Unfortunately, my team did not have any potential end users. I did have a look around the other projects happening but I had basically already decided before attending the event that I was going to work on indexing and making searchable Freedom of Information Act disclosure logs. My team consists of myself and Johnny McKenzie.
Aberdeen City Council publish a FOI disclosure log but it is not searchable and rather difficult to navigate.
Our first aim was to see what data could easily be extracted from the website and from this we developed a Information Request Ontology that could be used to represent the data. I then set about transforming this into the RDF/XML schema, creating a database schema and a D2RQ mapping while Johnny looked at using Python’s BeautifulSoup to scrape the web pages.
I finished quicker than I anticipated I would and looked at BeautifulSoup too, this time for scraping the East Lothian Council’s log to aggregate into the same database.
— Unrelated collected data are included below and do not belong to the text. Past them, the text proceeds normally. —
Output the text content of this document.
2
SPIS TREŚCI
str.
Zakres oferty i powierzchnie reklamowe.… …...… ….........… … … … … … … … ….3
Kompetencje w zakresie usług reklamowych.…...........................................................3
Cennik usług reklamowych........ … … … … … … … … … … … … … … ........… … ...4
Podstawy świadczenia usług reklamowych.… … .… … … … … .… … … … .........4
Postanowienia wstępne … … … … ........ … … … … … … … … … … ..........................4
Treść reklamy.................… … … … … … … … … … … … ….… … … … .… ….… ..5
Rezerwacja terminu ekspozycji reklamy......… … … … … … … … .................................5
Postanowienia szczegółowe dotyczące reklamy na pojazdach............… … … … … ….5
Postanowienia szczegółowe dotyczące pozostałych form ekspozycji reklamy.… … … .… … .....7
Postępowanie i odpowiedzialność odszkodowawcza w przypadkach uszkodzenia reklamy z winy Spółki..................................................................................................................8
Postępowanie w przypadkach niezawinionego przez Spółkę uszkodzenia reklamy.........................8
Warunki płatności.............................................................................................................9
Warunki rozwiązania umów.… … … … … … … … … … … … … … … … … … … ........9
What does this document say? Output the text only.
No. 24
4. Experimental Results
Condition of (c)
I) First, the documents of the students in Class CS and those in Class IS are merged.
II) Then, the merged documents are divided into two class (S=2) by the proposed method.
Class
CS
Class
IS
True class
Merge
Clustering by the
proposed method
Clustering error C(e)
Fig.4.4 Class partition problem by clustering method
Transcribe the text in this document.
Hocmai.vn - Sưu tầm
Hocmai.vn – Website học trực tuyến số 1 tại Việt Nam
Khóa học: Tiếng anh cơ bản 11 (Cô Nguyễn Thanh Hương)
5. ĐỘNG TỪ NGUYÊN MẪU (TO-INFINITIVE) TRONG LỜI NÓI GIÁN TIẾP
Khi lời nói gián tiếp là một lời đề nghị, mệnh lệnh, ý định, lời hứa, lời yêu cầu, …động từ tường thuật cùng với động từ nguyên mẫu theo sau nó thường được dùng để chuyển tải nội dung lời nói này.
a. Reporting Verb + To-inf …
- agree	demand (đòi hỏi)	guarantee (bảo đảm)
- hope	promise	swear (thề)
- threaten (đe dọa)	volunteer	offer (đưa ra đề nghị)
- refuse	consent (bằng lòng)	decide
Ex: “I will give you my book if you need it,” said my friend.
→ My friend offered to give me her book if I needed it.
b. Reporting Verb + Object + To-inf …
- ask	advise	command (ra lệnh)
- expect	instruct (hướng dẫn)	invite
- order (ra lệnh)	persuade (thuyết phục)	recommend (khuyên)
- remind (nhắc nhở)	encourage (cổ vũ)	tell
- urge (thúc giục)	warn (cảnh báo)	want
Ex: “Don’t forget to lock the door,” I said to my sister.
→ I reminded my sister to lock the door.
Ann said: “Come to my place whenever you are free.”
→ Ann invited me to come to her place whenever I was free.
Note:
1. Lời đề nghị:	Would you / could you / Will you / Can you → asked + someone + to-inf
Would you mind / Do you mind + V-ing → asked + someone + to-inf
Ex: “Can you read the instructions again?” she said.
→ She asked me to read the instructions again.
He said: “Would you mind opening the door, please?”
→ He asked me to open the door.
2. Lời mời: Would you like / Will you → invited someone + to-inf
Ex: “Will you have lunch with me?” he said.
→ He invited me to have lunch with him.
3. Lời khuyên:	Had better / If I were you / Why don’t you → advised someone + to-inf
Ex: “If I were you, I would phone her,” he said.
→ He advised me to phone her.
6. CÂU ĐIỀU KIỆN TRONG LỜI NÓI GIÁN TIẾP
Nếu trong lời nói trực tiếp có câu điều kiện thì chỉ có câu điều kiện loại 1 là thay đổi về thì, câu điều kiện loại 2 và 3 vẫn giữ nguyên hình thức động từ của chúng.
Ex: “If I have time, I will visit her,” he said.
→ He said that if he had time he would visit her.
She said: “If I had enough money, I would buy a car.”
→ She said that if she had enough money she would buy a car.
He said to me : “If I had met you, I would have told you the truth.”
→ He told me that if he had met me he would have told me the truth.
At the end of day one, we had D2RQ serving linked data and allowing SPARQL queries of the East Lothian disclosures and the code in place to start scraping in the Aberdeen City disclosures.
Depending on how I feel tomorrow, another scraper may be added or maybe an interface for human-friendly search (SPARQL is fine for me, not so much for those that are confusing Windows and Office). An interesting challenge would be to run OCR on the rasterised PDFs to get some bags of words for a better search.